Pour un penseur, il s’agit pour ainsi dire d’un truisme que d’affirmer son lien avec d’autres penseurs pour établir ces bases conceptuelles. Comme l’a dit Newton dans une phrase célèbre nous ne sommes que des nains sur des épaules de géants. Ainsi le choix de ces géants est primordial pour le nain qui est amené à conceptualiser le monde. Ce choix peut être historique ou même irrationnel dans la plupart des cas mais parfois même si cela est exceptionnel il peut être le fruit d’une réflexion que nous pourrions qualifier de méta-stratégique. Sans douter que cette possibilité puisse difficilement convaincre un lecteur assidu et sceptique malgré tout son existence même mérite réflexion. Si le choix des géants est effectué selon des critères cognitifs il est bien sûr vraisemblable qu’il sera plus puissant mais aussi plus conscient de ses faiblesses structurelles. Même si ce dernier point peut sembler être un inconvénient, nous l’interprétons pour notre part comme un théorème d’incomplétude qui suggère des degrés de liberté au niveau des possibilités de réalisations. Nous pouvons même affirmer que cela suit le paradigme de la structure ouverte que nous avons mis en évidence en effectuant une abduction créative sur une idée initiale de Eco.

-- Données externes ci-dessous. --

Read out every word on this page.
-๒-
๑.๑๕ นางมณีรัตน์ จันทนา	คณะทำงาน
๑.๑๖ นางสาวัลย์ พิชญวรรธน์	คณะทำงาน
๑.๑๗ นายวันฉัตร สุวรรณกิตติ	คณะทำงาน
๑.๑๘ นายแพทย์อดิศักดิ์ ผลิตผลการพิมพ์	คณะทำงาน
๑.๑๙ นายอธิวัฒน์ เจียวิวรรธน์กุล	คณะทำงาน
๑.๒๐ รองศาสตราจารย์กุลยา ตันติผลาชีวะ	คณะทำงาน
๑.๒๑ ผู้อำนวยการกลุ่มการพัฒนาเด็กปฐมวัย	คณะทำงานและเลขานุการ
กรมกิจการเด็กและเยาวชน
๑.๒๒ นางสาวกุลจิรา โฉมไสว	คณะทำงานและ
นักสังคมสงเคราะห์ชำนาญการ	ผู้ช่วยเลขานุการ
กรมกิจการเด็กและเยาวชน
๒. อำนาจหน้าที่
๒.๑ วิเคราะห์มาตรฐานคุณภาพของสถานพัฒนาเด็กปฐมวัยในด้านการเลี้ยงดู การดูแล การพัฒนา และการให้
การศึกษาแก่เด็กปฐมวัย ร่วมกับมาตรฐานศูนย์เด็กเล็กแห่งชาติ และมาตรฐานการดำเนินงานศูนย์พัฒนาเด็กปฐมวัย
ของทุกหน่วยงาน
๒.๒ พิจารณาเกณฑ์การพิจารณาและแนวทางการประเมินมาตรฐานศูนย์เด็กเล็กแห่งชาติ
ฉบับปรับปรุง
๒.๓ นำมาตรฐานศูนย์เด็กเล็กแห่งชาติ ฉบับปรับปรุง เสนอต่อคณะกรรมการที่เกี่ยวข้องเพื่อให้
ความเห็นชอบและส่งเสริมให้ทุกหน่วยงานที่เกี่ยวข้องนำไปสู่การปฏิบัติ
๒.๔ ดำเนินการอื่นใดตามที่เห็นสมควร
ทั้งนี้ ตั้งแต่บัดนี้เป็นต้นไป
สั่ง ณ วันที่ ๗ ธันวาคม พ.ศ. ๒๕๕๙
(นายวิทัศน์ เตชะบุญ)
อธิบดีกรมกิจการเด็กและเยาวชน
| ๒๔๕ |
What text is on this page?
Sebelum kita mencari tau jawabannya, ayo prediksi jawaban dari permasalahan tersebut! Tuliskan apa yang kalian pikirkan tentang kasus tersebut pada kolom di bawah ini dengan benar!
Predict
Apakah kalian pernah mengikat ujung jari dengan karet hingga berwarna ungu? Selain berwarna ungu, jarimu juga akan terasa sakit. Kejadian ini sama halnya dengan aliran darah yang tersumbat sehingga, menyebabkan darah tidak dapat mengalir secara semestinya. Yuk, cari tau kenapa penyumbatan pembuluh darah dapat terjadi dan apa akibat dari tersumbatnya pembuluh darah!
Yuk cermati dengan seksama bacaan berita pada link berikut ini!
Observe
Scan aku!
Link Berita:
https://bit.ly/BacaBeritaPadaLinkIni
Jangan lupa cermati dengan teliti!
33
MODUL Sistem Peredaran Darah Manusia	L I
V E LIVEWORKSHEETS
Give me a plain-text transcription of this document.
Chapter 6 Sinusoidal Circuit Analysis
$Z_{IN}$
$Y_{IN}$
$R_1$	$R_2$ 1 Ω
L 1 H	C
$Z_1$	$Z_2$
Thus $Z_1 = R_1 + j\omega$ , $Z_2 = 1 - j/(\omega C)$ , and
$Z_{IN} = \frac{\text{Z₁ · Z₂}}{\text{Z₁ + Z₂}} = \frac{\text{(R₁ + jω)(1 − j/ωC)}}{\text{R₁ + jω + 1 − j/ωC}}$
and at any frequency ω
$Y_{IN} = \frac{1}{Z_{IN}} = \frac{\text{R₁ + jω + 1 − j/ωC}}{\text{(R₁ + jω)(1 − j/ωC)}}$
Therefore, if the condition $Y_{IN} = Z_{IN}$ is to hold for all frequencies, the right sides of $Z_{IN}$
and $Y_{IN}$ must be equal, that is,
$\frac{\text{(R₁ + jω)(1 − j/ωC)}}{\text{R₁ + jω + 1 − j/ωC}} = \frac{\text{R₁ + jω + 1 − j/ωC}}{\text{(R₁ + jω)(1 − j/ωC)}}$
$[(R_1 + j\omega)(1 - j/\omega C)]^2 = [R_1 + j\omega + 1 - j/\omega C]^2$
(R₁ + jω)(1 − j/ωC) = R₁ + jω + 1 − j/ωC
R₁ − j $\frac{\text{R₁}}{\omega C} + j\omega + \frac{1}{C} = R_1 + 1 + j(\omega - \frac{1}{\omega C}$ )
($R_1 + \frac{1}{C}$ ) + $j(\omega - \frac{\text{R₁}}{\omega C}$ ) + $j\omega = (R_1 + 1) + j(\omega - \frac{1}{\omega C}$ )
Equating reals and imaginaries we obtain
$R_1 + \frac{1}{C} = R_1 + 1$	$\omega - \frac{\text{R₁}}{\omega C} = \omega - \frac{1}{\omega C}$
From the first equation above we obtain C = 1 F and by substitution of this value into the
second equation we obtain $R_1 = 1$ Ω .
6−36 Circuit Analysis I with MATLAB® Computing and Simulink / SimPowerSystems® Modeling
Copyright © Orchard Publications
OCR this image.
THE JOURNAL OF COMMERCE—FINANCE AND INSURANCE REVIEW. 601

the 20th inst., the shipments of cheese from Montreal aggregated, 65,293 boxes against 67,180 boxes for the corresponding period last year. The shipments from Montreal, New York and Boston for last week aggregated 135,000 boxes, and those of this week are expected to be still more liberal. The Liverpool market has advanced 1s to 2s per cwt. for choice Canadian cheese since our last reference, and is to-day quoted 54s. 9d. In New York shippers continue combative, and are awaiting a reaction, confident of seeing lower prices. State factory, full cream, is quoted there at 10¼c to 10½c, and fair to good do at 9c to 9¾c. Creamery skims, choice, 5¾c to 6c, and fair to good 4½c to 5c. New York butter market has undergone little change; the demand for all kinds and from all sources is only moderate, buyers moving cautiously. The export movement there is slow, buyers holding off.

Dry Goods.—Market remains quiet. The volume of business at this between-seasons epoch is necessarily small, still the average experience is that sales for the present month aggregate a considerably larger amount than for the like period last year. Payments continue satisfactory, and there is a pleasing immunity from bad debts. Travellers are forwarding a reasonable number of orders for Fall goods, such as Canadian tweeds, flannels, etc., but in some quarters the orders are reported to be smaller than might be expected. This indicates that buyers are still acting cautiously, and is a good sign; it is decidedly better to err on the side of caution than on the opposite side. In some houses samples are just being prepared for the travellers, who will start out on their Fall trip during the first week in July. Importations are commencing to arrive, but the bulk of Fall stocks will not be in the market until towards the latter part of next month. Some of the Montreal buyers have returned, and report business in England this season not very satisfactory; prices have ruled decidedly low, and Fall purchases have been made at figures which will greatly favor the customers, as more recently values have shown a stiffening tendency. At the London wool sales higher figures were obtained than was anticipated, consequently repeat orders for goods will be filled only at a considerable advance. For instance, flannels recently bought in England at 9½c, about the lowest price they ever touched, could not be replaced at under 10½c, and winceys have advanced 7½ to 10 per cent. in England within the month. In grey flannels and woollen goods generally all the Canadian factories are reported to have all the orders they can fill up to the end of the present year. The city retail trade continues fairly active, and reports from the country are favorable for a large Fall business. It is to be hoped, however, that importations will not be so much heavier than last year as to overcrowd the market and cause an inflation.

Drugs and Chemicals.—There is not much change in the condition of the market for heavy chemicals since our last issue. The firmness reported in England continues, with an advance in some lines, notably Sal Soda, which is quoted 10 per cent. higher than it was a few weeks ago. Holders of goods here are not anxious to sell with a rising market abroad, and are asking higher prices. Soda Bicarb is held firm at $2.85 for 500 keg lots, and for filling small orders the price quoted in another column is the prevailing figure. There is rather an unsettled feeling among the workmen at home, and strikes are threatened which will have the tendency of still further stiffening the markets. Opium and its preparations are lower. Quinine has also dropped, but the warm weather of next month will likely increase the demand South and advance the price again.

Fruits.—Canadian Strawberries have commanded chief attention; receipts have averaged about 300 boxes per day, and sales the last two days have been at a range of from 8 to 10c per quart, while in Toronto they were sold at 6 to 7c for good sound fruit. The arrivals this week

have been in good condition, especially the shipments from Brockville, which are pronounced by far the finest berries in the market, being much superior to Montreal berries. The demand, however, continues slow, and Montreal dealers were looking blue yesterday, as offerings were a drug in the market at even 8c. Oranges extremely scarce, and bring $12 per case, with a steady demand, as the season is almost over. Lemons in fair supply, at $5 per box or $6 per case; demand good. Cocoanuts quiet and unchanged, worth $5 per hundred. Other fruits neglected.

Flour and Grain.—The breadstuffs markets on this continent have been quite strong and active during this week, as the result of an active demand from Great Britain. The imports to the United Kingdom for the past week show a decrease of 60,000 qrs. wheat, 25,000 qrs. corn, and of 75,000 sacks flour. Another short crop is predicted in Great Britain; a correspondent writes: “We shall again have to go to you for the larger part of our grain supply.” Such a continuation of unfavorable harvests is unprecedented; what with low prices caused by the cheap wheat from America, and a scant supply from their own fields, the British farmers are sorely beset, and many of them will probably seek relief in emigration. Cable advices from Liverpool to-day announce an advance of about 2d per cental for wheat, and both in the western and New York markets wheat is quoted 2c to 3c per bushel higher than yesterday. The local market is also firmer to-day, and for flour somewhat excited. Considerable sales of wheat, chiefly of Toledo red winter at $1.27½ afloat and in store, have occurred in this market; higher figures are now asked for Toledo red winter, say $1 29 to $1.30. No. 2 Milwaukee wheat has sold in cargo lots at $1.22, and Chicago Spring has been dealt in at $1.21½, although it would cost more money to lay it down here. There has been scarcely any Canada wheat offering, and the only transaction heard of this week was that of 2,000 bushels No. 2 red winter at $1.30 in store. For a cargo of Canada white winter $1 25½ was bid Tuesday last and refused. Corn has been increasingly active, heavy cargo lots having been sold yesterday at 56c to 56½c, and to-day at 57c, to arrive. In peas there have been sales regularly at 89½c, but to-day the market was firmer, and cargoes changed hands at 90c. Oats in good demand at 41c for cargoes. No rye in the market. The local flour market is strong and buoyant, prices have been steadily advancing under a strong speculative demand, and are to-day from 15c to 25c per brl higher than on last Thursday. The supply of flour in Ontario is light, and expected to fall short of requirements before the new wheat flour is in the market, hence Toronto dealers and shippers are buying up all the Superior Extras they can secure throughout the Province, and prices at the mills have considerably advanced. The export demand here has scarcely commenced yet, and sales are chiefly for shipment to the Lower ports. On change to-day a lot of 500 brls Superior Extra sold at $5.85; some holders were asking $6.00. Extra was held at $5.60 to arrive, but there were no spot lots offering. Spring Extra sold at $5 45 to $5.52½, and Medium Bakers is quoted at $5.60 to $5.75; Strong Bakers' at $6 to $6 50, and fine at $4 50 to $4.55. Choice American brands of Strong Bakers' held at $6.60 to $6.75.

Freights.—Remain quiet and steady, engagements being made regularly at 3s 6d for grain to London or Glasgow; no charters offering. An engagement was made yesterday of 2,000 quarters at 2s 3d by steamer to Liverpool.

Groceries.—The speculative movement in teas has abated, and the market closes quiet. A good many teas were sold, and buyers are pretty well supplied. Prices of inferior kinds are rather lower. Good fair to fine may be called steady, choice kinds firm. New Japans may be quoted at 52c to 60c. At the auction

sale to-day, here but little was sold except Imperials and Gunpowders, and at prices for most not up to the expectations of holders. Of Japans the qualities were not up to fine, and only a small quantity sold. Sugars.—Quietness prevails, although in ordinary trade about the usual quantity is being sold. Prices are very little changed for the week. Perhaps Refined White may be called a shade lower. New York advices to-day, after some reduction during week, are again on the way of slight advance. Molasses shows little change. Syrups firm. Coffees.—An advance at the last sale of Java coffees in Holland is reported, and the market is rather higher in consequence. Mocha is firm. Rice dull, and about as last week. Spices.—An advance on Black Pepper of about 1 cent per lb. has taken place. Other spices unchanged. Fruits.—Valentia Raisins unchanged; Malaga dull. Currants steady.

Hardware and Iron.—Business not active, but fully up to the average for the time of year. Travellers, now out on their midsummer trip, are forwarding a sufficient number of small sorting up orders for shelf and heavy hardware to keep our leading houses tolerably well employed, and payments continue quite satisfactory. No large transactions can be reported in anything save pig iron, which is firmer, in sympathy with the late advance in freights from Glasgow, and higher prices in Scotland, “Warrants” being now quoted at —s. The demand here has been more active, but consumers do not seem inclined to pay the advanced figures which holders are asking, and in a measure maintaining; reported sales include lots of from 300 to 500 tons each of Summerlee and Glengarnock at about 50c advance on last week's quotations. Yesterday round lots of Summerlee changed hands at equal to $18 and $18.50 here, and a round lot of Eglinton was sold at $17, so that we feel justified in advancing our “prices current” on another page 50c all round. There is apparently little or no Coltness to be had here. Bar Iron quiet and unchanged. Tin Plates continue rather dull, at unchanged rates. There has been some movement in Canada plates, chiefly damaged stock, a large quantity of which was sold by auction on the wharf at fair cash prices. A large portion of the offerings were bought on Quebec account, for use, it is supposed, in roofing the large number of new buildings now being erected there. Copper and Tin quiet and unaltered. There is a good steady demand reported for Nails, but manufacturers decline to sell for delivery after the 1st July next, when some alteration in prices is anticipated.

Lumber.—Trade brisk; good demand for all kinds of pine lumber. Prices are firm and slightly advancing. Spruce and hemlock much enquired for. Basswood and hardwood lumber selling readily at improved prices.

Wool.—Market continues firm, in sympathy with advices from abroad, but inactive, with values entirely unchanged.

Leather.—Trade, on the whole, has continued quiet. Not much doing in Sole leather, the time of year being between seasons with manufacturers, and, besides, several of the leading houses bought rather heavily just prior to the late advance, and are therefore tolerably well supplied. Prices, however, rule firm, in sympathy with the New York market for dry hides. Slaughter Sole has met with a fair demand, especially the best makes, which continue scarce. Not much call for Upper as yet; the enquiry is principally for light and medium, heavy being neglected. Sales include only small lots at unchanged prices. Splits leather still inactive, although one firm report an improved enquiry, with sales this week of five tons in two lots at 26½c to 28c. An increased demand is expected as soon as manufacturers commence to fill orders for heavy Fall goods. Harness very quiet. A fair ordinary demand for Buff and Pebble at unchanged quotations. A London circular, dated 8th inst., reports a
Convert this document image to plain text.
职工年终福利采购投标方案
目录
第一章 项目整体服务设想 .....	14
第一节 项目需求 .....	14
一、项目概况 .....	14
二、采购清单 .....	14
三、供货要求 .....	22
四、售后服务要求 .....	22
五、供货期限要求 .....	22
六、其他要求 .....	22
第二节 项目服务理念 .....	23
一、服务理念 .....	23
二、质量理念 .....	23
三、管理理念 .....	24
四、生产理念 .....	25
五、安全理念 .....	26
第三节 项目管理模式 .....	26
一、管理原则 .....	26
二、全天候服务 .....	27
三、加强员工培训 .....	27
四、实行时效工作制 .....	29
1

Dans ce cadre, les bases conceptuelles sont considérées comme les constituants d’un noyau dur, d’une structure globale fluide évolutive. A l’instar d’un noyau, il peut évidemment être préconfiguré mais il demeure l’élément de référence dans l’édifice mental. Architecturalement, son concept est similaire aux fondations et non aux clefs de voûte. Il n’est pas nécessaire aux développements ultérieurs de la structure mais il est nécessaire à son existence. A partir de ce noyau plusieurs possibilités combinatoires sont offertes pour l’érection de l’édifice mental. L’étude extensive d’un penseur donné afin de transformer l’amer qu’il représente en phare est une possibilité de profondeur et elle doit être préconisée lorsque ce dernier semble multi-accessible. Elle doit être aussi complétée par une étude comparative avec un autre penseur qui permet grâce aux recoupements intellectuels de ne pas échouer dans une impasse cognitive. Il ne faut tenter de dépasser le penseur que lorsque son cheminement semble être une voie. Sinon, le dépassement n’est qu’un moyen d’expliciter l’échec ultérieur de sa conception. Et c’est en ce sens que le retour est indispensable puisqu’il permet d’évaluer avec justesse les conditions initiales tout en tenant compte des évolutions conceptuelles qui résulte de l’édifice mental.
Néanmoins avec l’évolution de l’oeuvre et l’apparition de leitmotiv, le noyau s’enrichit et n’est plus seulement constitué des éléments de base. Il a désormais des extensions stables qui donnent corps à la structure fluide via le phénomène de cristallisation. C’est ainsi que se développe l’armature de l’oeuvre complète qui sans être nécessairement perfectible n’en demeure pas moins crédible auprès des autres penseurs. Après avoir dépassé sa masse critique elle déborde sur le monde en transformant le corpus mental en réalisation effective. Cette dernière agit via les schémas mentaux élaborés au sein de la structure et modifie peu à peu à travers le dogme lexical l’interprétation du monde.
Même si l’objectif demeure avant tout intellectuel, cela ne modifie en rien son approche concrète puisque via une phase médiologique qui s’appuie cette fois sur les points clefs et la spécification de cibles de choix, l’oeuvre absorbe de la matière concrète afin de la conceptualiser et d’en faire une création propre et intrinsèque. Sa puissance de transformation provient néanmoins de la résistance et de la robustesse du noyau car au cours de l’évolution de la structure les attaques ne cessent de grandir puisque l’effet de bord est plus important en raison de l’impact de l’oeuvre sur le monde.